The Jaguars that season selected wide receiver R. Jay Soward of the University of Southern California. The Jaguars indeed selected him to be a dynamic slot receiver/punt returner. He absolutely had the talent to be that. His off-field issues were well-documented. What might have been.

Al from Orange Park, FL

Lately, I've read often that the Jags will use multiple defensive packages and schemes under defensive coordinator Mike Caldwell. Seems to me that in the last 10 years, we've heard about similar concepts early in the year, only to have the schemes "simplified" a few games into the season so that the players can "play faster." Is this going to be different this time?

Simplifying so players can play faster is the smartest, most time-tested response if a team is struggling. Teams often simplify for a game or two, then reintroduce some wrinkles once things get reset. The Jaguars probably will make some level of these sorts of adjustments; most teams do.

Mike from Neptune Beach, FL

I read a statistic that said that only 11 quarterbacks had more time in the pocket before pressure or release last year than Jaguars quarterback Trevor Lawrence. Six quarterbacks had less time than him. And 15 quarterbacks had the same amount of time as him. His average time in the pocket before pressure or release was 2.4 seconds. I know the naysayers want us to believe our offensive line was not good but the numbers seem to say the issues were not time in the pocket before release or pressure.
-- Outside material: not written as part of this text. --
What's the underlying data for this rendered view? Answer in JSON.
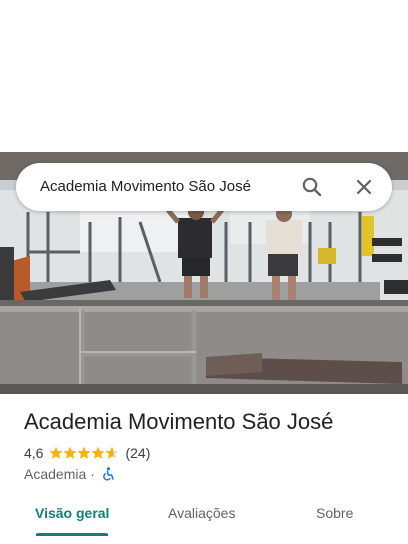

The Jaguars' offensive line could have been better at times last season. It has not been a "dominant" offensive line in recent seasons. It was not atrocious compared to the rest of the league last season. The Jaguars would like it to be better moving forward.
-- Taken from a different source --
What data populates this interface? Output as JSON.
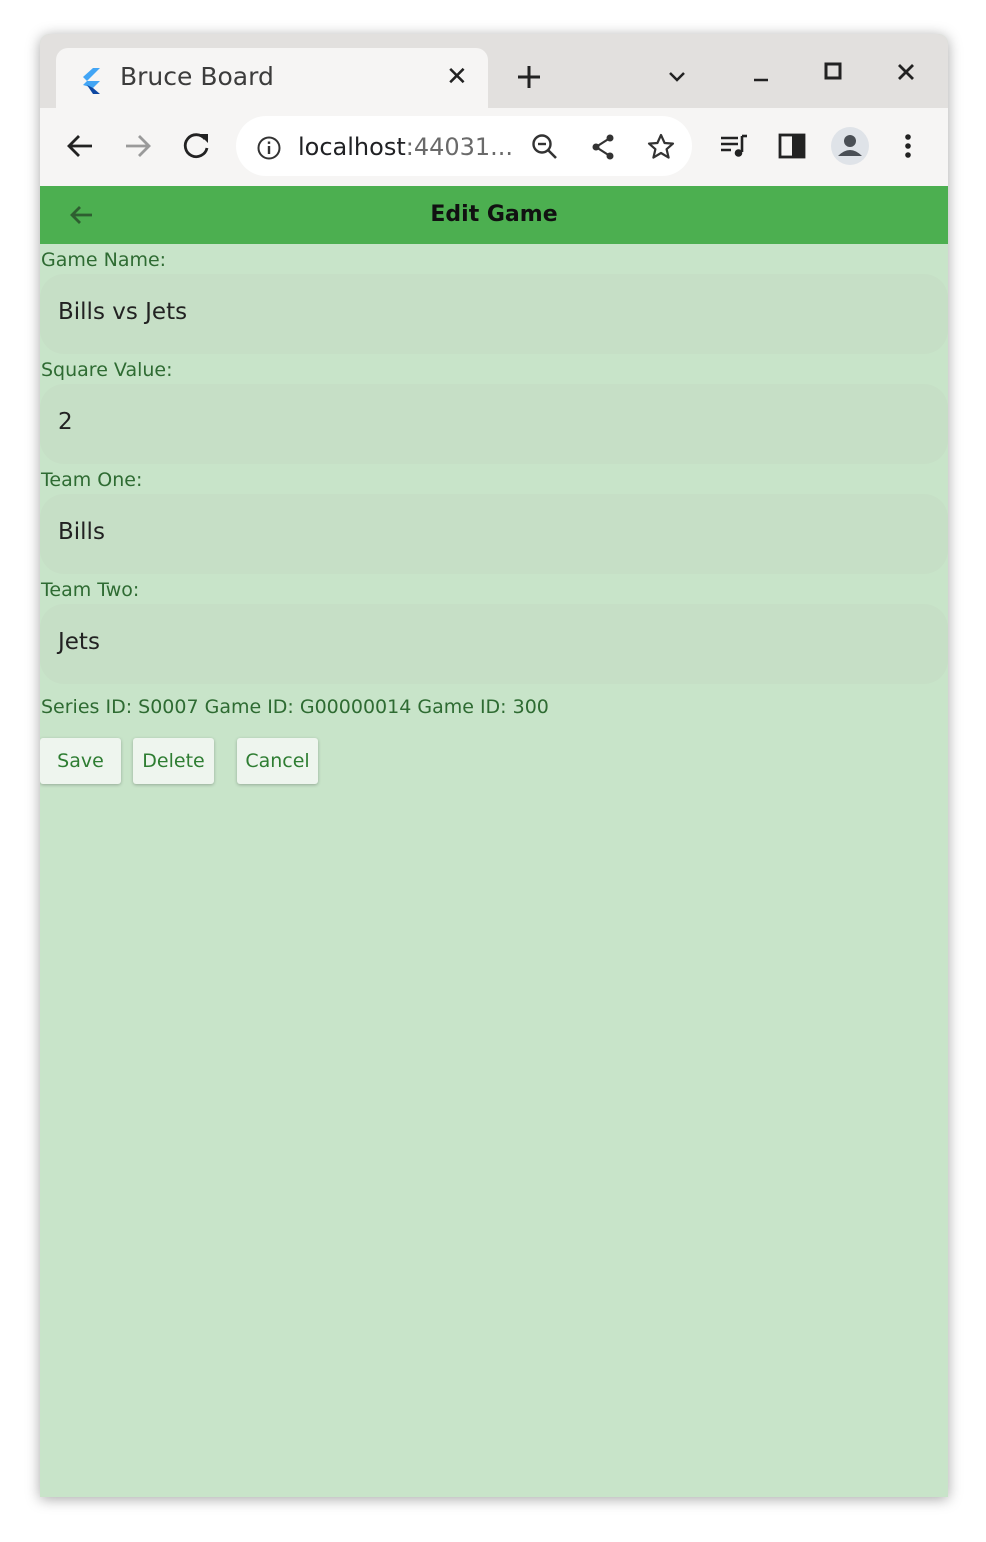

_Jeff from Orange, CA                                                              _

Do you think the Jaguars may utilize two-tight-end sets more in 2022 given we may actually have two decent receiving options at the position? Having Dan Arnold, Evan Engram and Travis Etienne Jr. on the field with a couple of respectable wide receivers seems to give Lawrence a wide array of options to spread the ball around.
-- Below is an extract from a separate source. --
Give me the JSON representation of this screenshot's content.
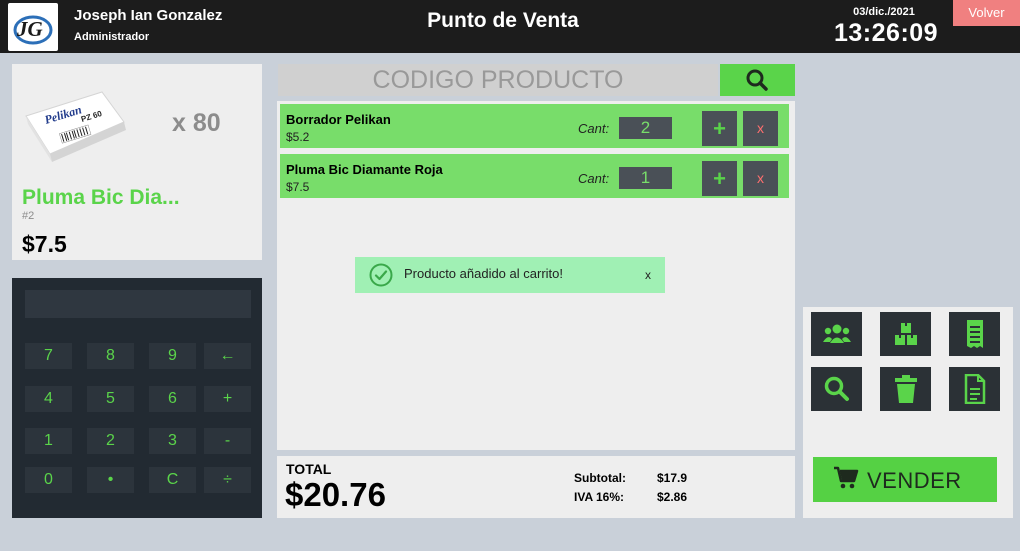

I expect the Jaguars to utilize tight ends extensively in 2022. Pederson has a reputation for using the position creatively and productively. That was an offseason emphasis, and it was why Engram was one of the team's critical offseason acquisitions.

Garrett from Edgewater

Zone, with defense as improved as it is, and the veteran help on the other side; we flirt with respectability this year, yeah?

I think the Jaguars can win four or five more games in 2022 than in 2021. That would get them to seven or eight wins. That would be flirting with respectability and would be a lot damned better than what has happened around here in a while.

Aaron from ALDIE

Mr. O - I know we can't evaluate drafts until a few years out. Which draft classes would you rank as the Jaguars' best? I guess the Ramsey/Jack stands out but not sure after that?

The 2016 draft class that featured cornerback Jalen Ramsey/linebacker Myles Jack/defensive end Yannick Ngakoue stands out. It is the unfortunate reality that other really good draft classes in franchise history are tougher to find. The 2014 class that featured center Brandon Linder, wide receiver Allen Robinson (and Bortles, wide receiver Marqise Lee and cornerback Aaron Colvin) flirted with being a really good class. The 2004 class produced linebacker Daryl Smith (Round 2), fullback Greg Jones (Round 2), kicker Josh Scobee (Round 5) and defensive end Bobby McCray (Round 7). The 1996 class produced linebacker Kevin Hardy, defensive end Tony Brackens and cornerback Aaron Beasley – all key players on four playoff teams. And don't discount the 1995 class. The No. 2 overall selection in that class was Boselli. Any time you draft a Hall of Famer, that's a good class.

Tom from Shanghai, China

You state without reservation that the signing and drafting of a lot of new defensive players will make the defense better. In much the same way we shouldn't be calling 2022 draft picks busts or Hall of Famers right now, isn't it better to wait for a game or two to be played before making such declarations?

Fair, but it's hard to imagine the additions not making the defense at least somewhat better.